“Do the Mets have a chance?” I anxiously asked Mom.
“I don’t think so,” she answered, deflating my hopes.
It was late August 1969 and the team was six games behind the Chicago Cubs. That fall I started fifth grade at Bentley, an Upper East Side private school school, where learning disabilities landed me in the dumb class. It was officially Mr. Reynold’s class, but we all understood the track system.
It was the first year that tests were part of the curriculum, and I failed the initial history exam. From then on I frequently suffered stomach aches.
I escaped the pressure during recess, when we played softball in Central Park against the smart class. I often struck out, but once I powered a homer over the park benches that ringed our makeshift outfield. Much like the pre-1969 Mets — who had never finished higher than ninth place — we went winless.
While we continued losing, our Major League counterparts went on a long hot streak. Dad had no interest in sports, but Mom appreciated baseball from attending games during childhood. Watching the Mets became a nightly ritual for us.
“It’s a grounder to short. This could be it. One, two, the game is over and the Mets are the champs!” I remember the announcer saying, as the Mets clinched their division with a game-ending double play. Mom wrapped an arm around my shoulder to pull me close, as I cheered wildly.
“Can the Mets win it all?” I breathlessly asked.

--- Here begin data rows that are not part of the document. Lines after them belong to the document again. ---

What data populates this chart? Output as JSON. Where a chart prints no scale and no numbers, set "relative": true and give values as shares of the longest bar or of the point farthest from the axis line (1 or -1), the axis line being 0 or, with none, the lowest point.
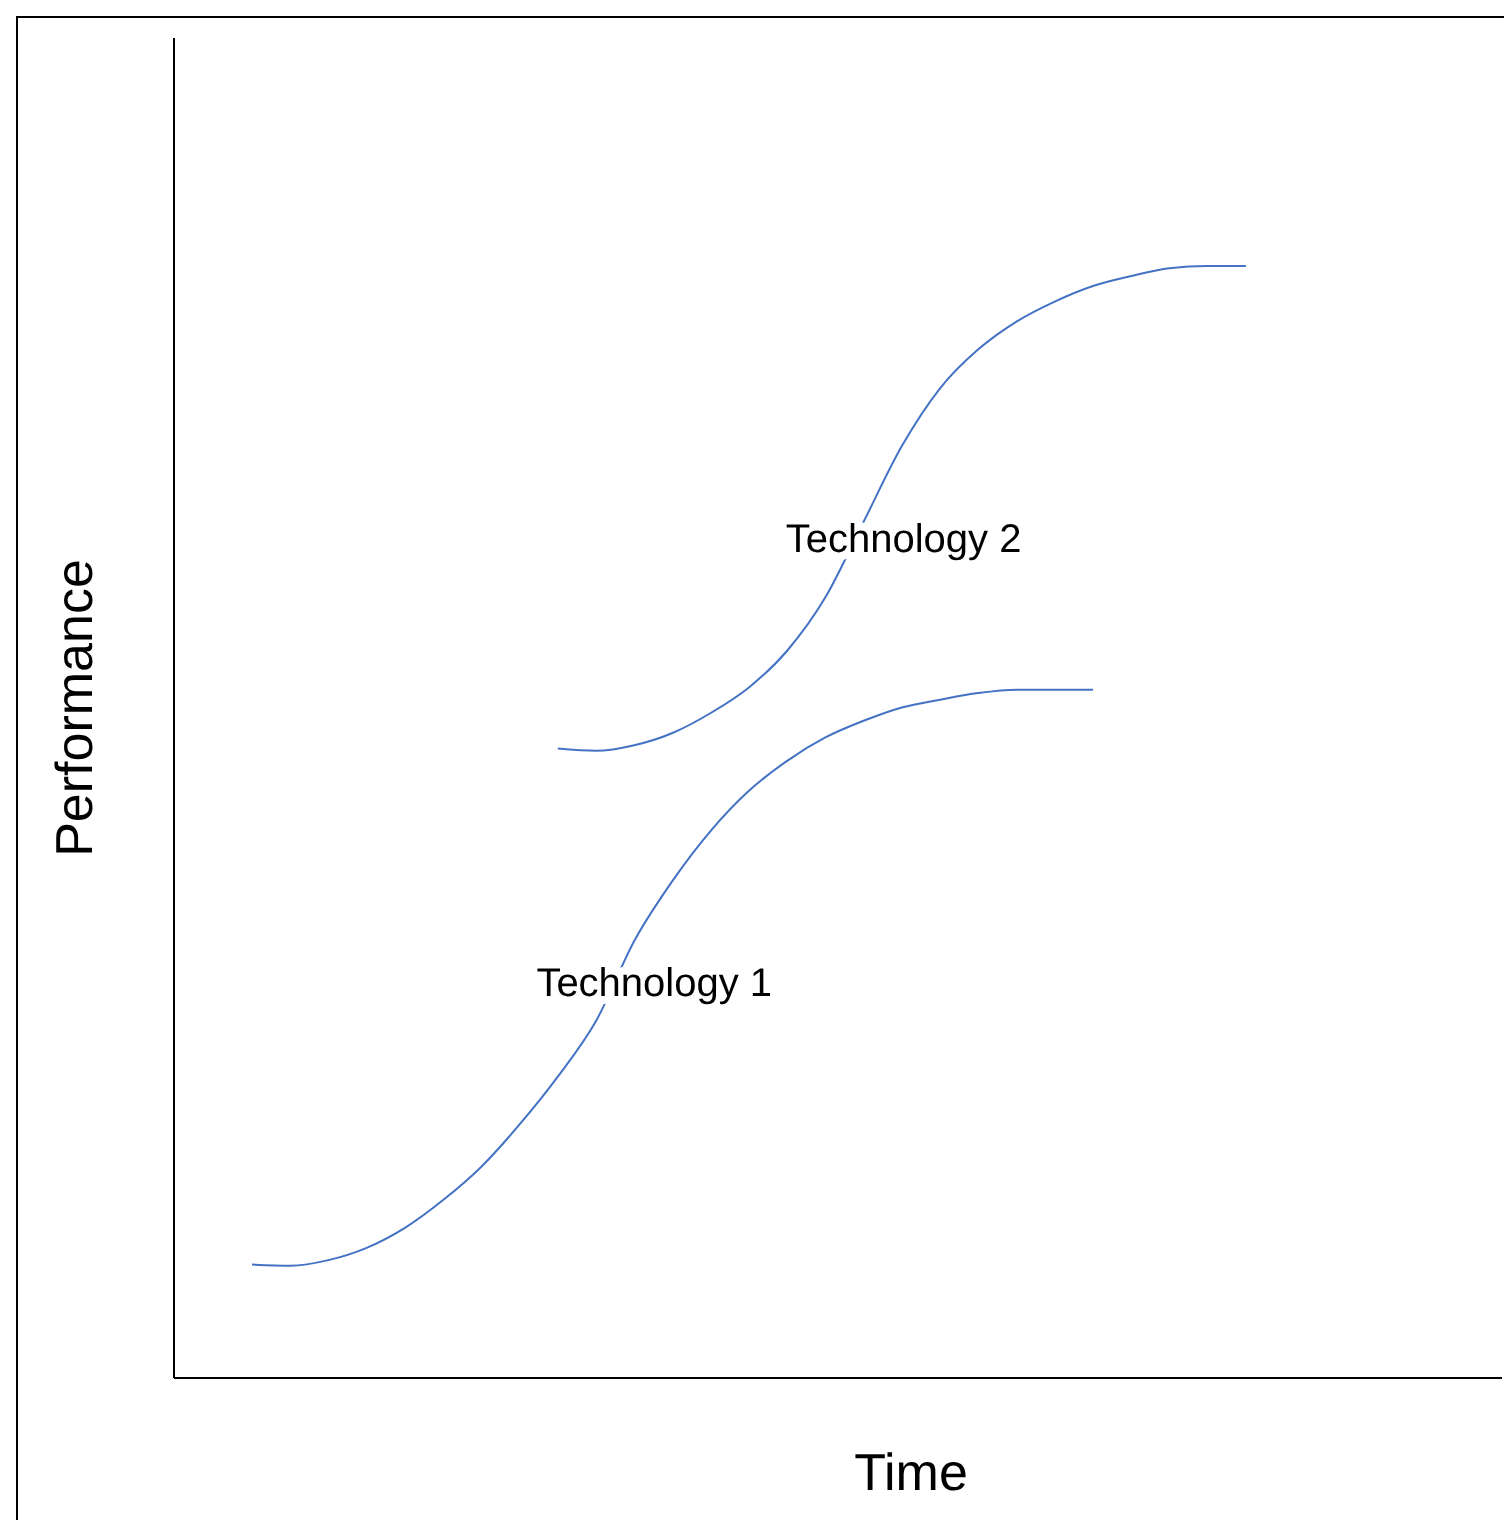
{
  "chart_data": {
    "type": "line",
    "relative": true,
    "xlabel": "Time",
    "ylabel": "Performance",
    "categories": [
      null,
      null,
      null,
      null,
      null,
      null,
      null,
      null,
      null,
      null,
      null,
      null,
      null,
      null,
      null,
      null,
      null,
      null,
      null,
      null,
      null,
      null,
      null,
      null,
      null,
      null,
      null
    ],
    "series": [
      {
        "name": "Technology 1",
        "color": "#4472c4",
        "values": [
          0.102,
          0.101,
          0.106,
          0.117,
          0.135,
          0.16,
          0.19,
          0.228,
          0.271,
          0.321,
          0.393,
          0.447,
          0.492,
          0.528,
          0.555,
          0.576,
          0.591,
          0.603,
          0.61,
          0.616,
          0.619,
          0.619,
          0.619,
          null,
          null,
          null,
          null
        ]
      },
      {
        "name": "Technology 2",
        "color": "#4472c4",
        "values": [
          null,
          null,
          null,
          null,
          null,
          null,
          null,
          null,
          0.566,
          0.564,
          0.569,
          0.58,
          0.598,
          0.621,
          0.654,
          0.702,
          0.77,
          0.838,
          0.89,
          0.925,
          0.95,
          0.968,
          0.982,
          0.991,
          0.998,
          1,
          1
        ]
      }
    ]
  }
}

“Anything is possible,” she said.
In Mr. Reynold’s class we saw our softball games and the drama unfolding in Queens as a single phenomenon — a test of the universe’s sympathy for the underdog. We challenged the smart class to a best-of-three softball playoff. Our teachers promised to buy the winners banana splits, so we called our series the Banana Split League.
The Mets won the National League playoff, putting them in the World Series. They would play the heavily favored Baltimore Orioles.

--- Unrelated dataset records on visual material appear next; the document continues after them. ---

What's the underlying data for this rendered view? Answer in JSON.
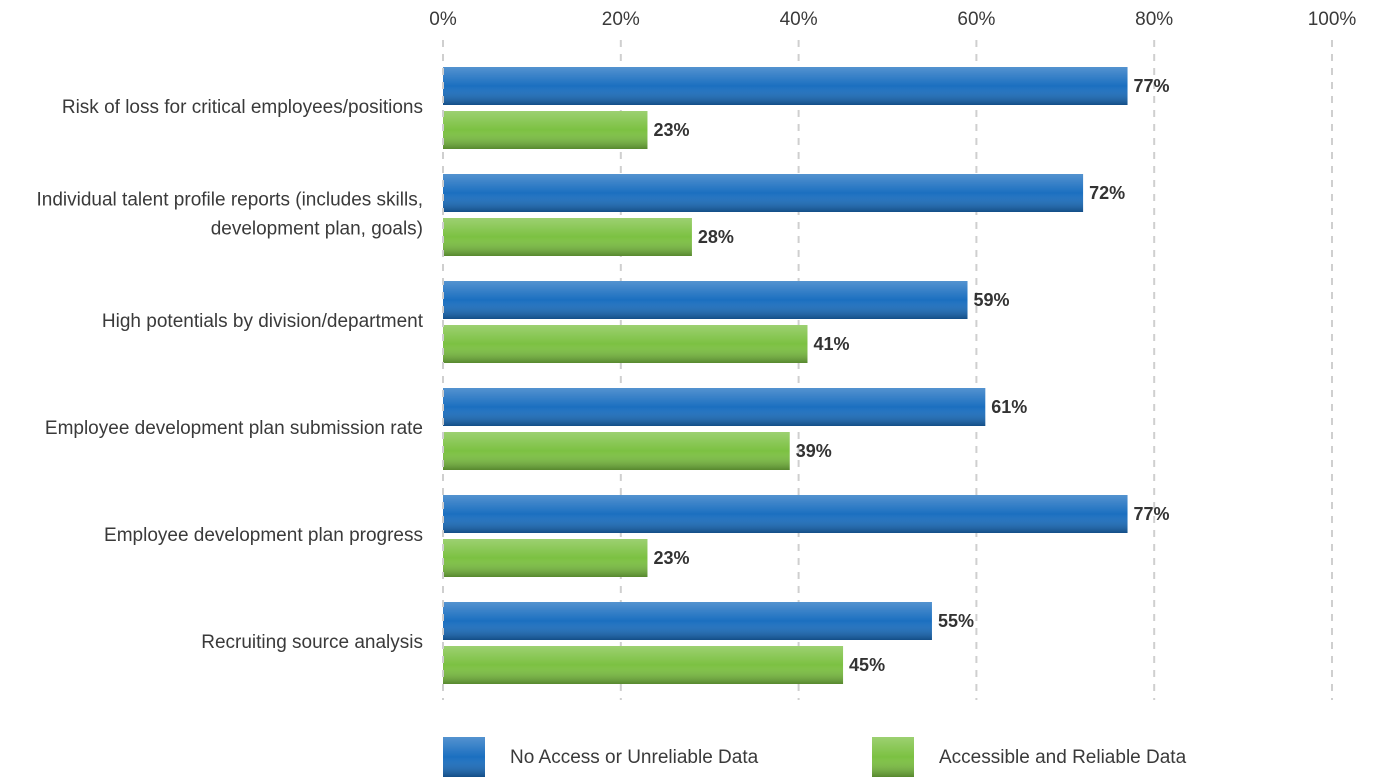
{
  "chart_data": {
    "type": "hbar",
    "categories": [
      "Risk of loss for critical employees/positions",
      "Individual talent profile reports (includes skills, development plan, goals)",
      "High potentials by division/department",
      "Employee development plan submission rate",
      "Employee development plan progress",
      "Recruiting source analysis"
    ],
    "series": [
      {
        "name": "No Access or Unreliable Data",
        "color": "#1b6fc0",
        "values": [
          77,
          72,
          59,
          61,
          77,
          55
        ],
        "value_labels": [
          "77%",
          "72%",
          "59%",
          "61%",
          "77%",
          "55%"
        ]
      },
      {
        "name": "Accessible and Reliable Data",
        "color": "#7cc142",
        "values": [
          23,
          28,
          41,
          39,
          23,
          45
        ],
        "value_labels": [
          "23%",
          "28%",
          "41%",
          "39%",
          "23%",
          "45%"
        ]
      }
    ],
    "xlim": [
      0,
      100
    ],
    "xticks": [
      {
        "value": 0,
        "label": "0%"
      },
      {
        "value": 20,
        "label": "20%"
      },
      {
        "value": 40,
        "label": "40%"
      },
      {
        "value": 60,
        "label": "60%"
      },
      {
        "value": 80,
        "label": "80%"
      },
      {
        "value": 100,
        "label": "100%"
      }
    ],
    "grid": true,
    "legend": "bottom"
  }
}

The Mets lost Game One, making me doubt that they could complete their David versus Goliath scenario.
“It’s not over yet,” Mom said, when I admitted my despair.
My classmates and I also started poorly, losing the Banana Split League opener. We remained upbeat. “If the Mets can do it, so can we,” we said before Game Two.

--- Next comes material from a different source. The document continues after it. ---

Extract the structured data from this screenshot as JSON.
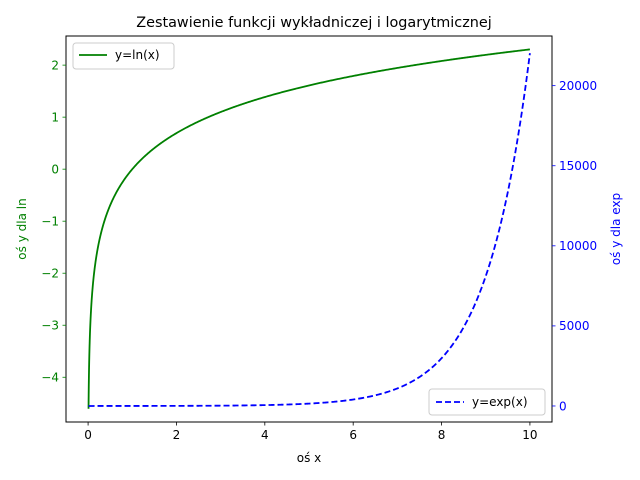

Our leadoff hitter smacked a home run on the first pitch, as we won in a rout. We hugged each other after the game, just like the Mets did after winning the pennant.
The World Series was mostly played during school hours. Incredibly, our teachers brought a television into the classroom for the games.
In Game Three, center-fielder Tom Agee made two remarkable catches, saving the game for the Mets. During the first catch the ball stuck out over the top of his glove’s webbing — snow-cone-style — but Agee held on, causing our classroom to explode into cheers.
Game Three of the Banana Split League seemed anti-climactic, after our dramatic win the game before. We were flat for the contest and lost big. Our opponents hugged each other after the final out, just as we had done earlier.
The Mets, meanwhile, were within a victory of the championship, giving the universe a chance to redeem itself. When school let out near the end of Game Five the Mets led by two runs.
I rushed home where Mom was watching the game with Mr. Scott, our building superintendent, who was fixing a leak. We watched the final outs.
“I put money on Baltimore, but I don’t mind seeing the Mets win,” Mr. Scott said, with a sad smile.
“It’s good for the city,” Mom said, as the Mets embraced each other on the field.
Excitedly I watched the unlikely champions giddily pour champagne on each other, as Mr. Scott went back to work, and Mom prepared dinner.
Even as that fall’s excitement wore off I would recall the Mets upset win, when I faced difficulties in school. And the pride I felt in our game two victory of the Banana Split League came to outweigh the sting of losing the finale.
The following fall I found myself in the smart class. I eventually became an attorney. Somehow I also became a Yankees fan.
Even though I was no longer an also-ran, I identified with the underdog. That fifth-grade mindset influenced my law career, serving vulnerable children in Family Court, while volunteering at social service agencies.
For many people the 1969 baseball season was merely a sports story. But watching the city’s lovable losers rise up offered a lesson in hope that resonates with me today.